Thurgood, who had started to get up, leaned back against the desk.
“When did Miss Trevennen leave the Drury Lane?” Charles asked.
Thurgood folded the paper he’d written on and tucked it in his sleeve. “Must be five or six years ago. No, more than that. We were doing the new As You Like It, with the Forest of Arden after the style of Turner. So that would make it…early 1813. Nearly seven years.”
Just about the time she would have received Jennings’s letter. Charles shot Mélanie a glance. “Why did she leave?” he asked Thurgood.
“I wish I knew. She simply didn’t show up one night. Very unprofessional. Phebe had to play Celia, and Audrey had to play Phebe, and one of the seamstresses actually went on as Audrey.” He shuddered at the memory. “Miss Trevennen was no saint, but she’d always been punctual before.”
“What about her friend Miss Goddard or others in the company?” Charles asked. “Did she contact them?”
Thurgood thumbed his finger through a loose sheaf of music on the desk beside him. “I never heard that anyone had had news of her. I didn’t ask questions, if that’s what you mean. We engaged another actress and that was the end of it.”

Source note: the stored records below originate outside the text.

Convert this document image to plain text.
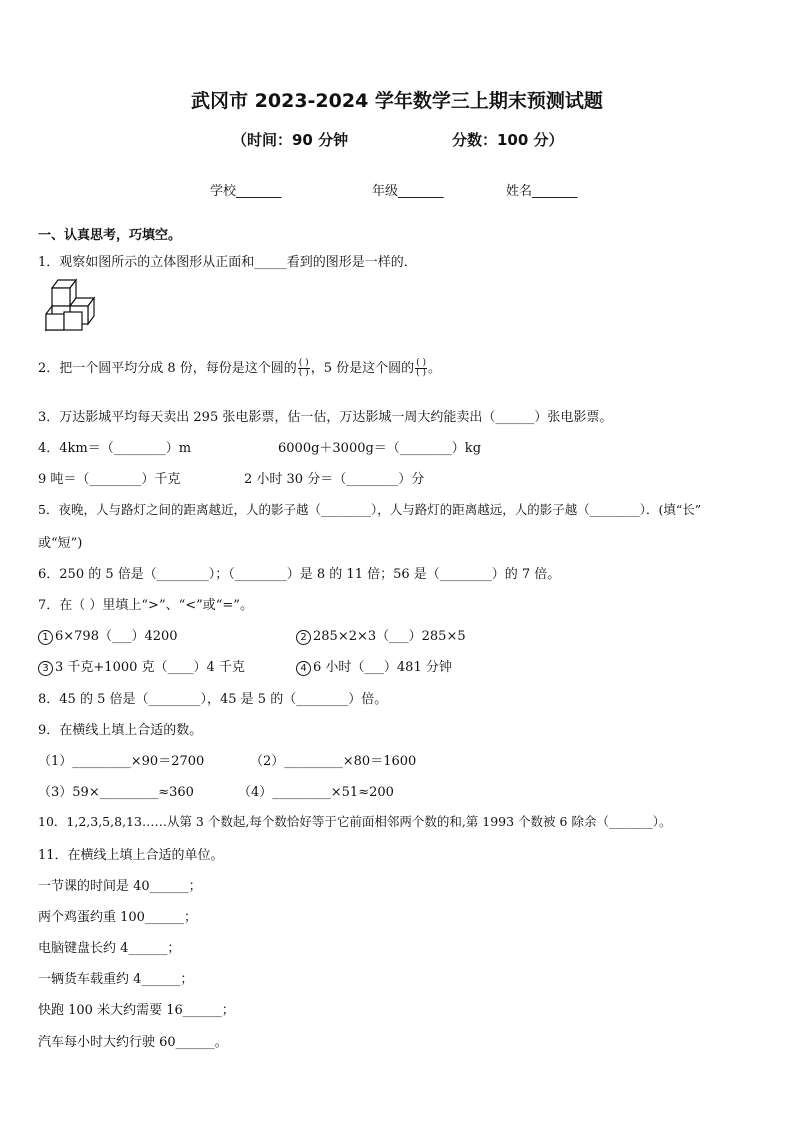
武冈市 2023-2024 学年数学三上期末预测试题
（时间：90 分钟	分数：100 分）
学校_______	年级_______	姓名_______
一、认真思考，巧填空。
1．观察如图所示的立体图形从正面和_____看到的图形是一样的．
2．把一个圆平均分成 8 份，每份是这个圆的 $\frac{( )}{( )}$ ，5 份是这个圆的 $\frac{( )}{( )}$ 。
3．万达影城平均每天卖出 295 张电影票，估一估，万达影城一周大约能卖出（______）张电影票。
4．4km＝（________）m	6000g＋3000g＝（________）kg
9 吨＝（________）千克	2 小时 30 分＝（________）分
5．夜晚，人与路灯之间的距离越近，人的影子越（________），人与路灯的距离越远，人的影子越（________）．(填“长”
或“短”)
6．250 的 5 倍是（________）；（________）是 8 的 11 倍；56 是（________）的 7 倍。
7．在（ ）里填上“>”、“<”或“=”。
1 6×798（___）4200	2 285×2×3（___）285×5
3 3 千克+1000 克（____）4 千克	4 6 小时（___）481 分钟
8．45 的 5 倍是（________），45 是 5 的（________）倍。
9．在横线上填上合适的数。
（1）_________×90＝2700	（2）_________×80＝1600
（3）59×_________≈360	（4）_________×51≈200
10．1,2,3,5,8,13……从第 3 个数起,每个数恰好等于它前面相邻两个数的和,第 1993 个数被 6 除余（_______）。
11．在横线上填上合适的单位。
一节课的时间是 40______；
两个鸡蛋约重 100______；
电脑键盘长约 4______；
一辆货车载重约 4______；
快跑 100 米大约需要 16______；
汽车每小时大约行驶 60______。
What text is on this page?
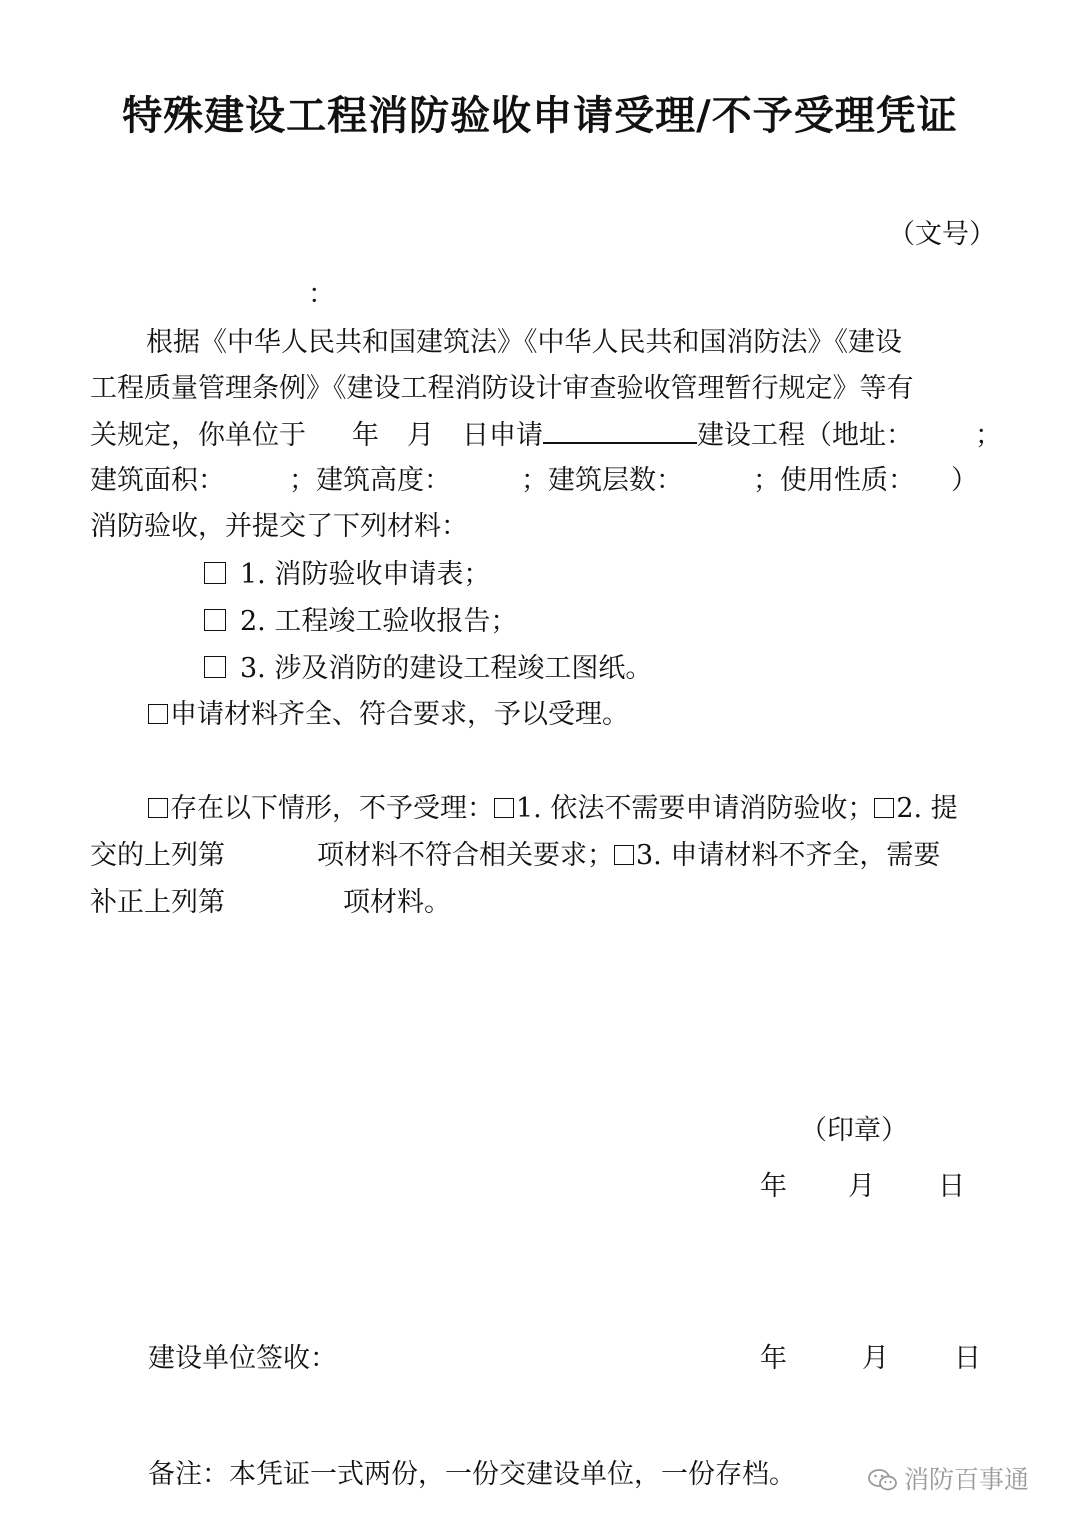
特殊建设工程消防验收申请受理/不予受理凭证
（文号）
：
根据《中华人民共和国建筑法》《中华人民共和国消防法》《建设
工程质量管理条例》《建设工程消防设计审查验收管理暂行规定》等有
关规定，你单位于 年 月 日申请	建设工程（地址： ；
建筑面积： ；建筑高度：	；建筑层数：	；使用性质： ）
消防验收，并提交了下列材料：
1. 消防验收申请表；
2. 工程竣工验收报告；
3. 涉及消防的建设工程竣工图纸。
申请材料齐全、符合要求，予以受理。
存在以下情形，不予受理： 1. 依法不需要申请消防验收； 2. 提
交的上列第	项材料不符合相关要求； 3. 申请材料不齐全，需要
补正上列第	项材料。
（印章）
年 月 日
建设单位签收：	年	月 日
备注：本凭证一式两份，一份交建设单位，一份存档。	消防百事通
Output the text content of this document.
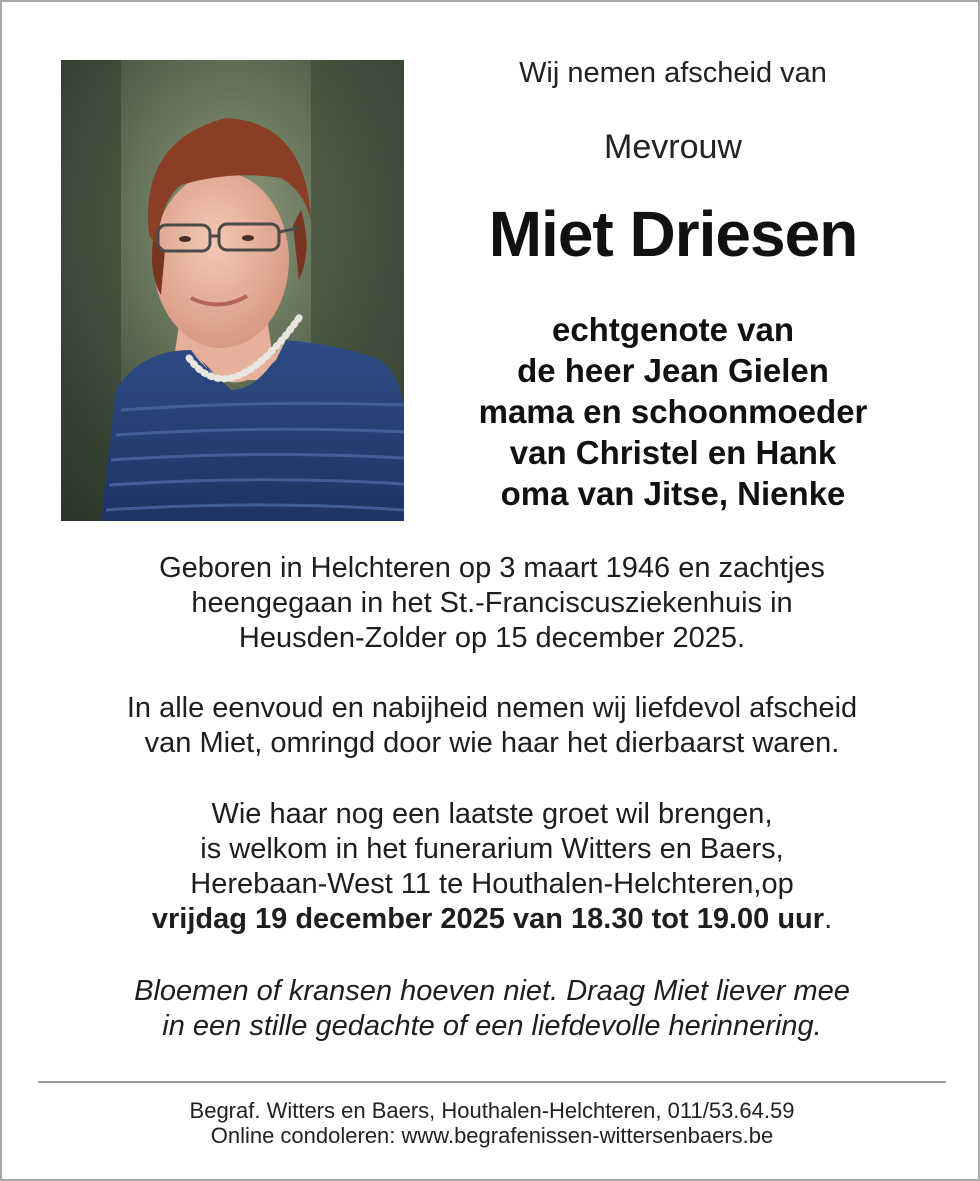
Wij nemen afscheid van
Mevrouw
Miet Driesen
echtgenote van
de heer Jean Gielen
mama en schoonmoeder
van Christel en Hank
oma van Jitse, Nienke
Geboren in Helchteren op 3 maart 1946 en zachtjes
heengegaan in het St.-Franciscusziekenhuis in
Heusden-Zolder op 15 december 2025.
In alle eenvoud en nabijheid nemen wij liefdevol afscheid
van Miet, omringd door wie haar het dierbaarst waren.
Wie haar nog een laatste groet wil brengen,
is welkom in het funerarium Witters en Baers,
Herebaan-West 11 te Houthalen-Helchteren,op
vrijdag 19 december 2025 van 18.30 tot 19.00 uur.
Bloemen of kransen hoeven niet. Draag Miet liever mee
in een stille gedachte of een liefdevolle herinnering.
Begraf. Witters en Baers, Houthalen-Helchteren, 011/53.64.59
Online condoleren: www.begrafenissen-wittersenbaers.be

Mélanie disentangled her skirt from a bit of rough wood on the chair. “Did she have other particular friends in the company? Besides Miss Goddard?”
Thurgood scratched the side of his face. “Helen Trevennen was the sort of woman more likely to be in the company of men than women. And no,” he added, in response to the unspoken question in Mélanie’s eyes, “she wasn’t—ah—entangled with any of the men in the company. She set her sights higher than actors and stagehands.” He got to his feet. “Miss Goddard may be able to tell you more. If you wait a moment or two, I’ll bring her in.”
“Hell and damnation,” Mélanie said, when the door had closed behind Thurgood. “How the devil did Iago Lorano or whatever his name is find his way here? Baxter didn’t even tell him Helen Trevennen’s name.”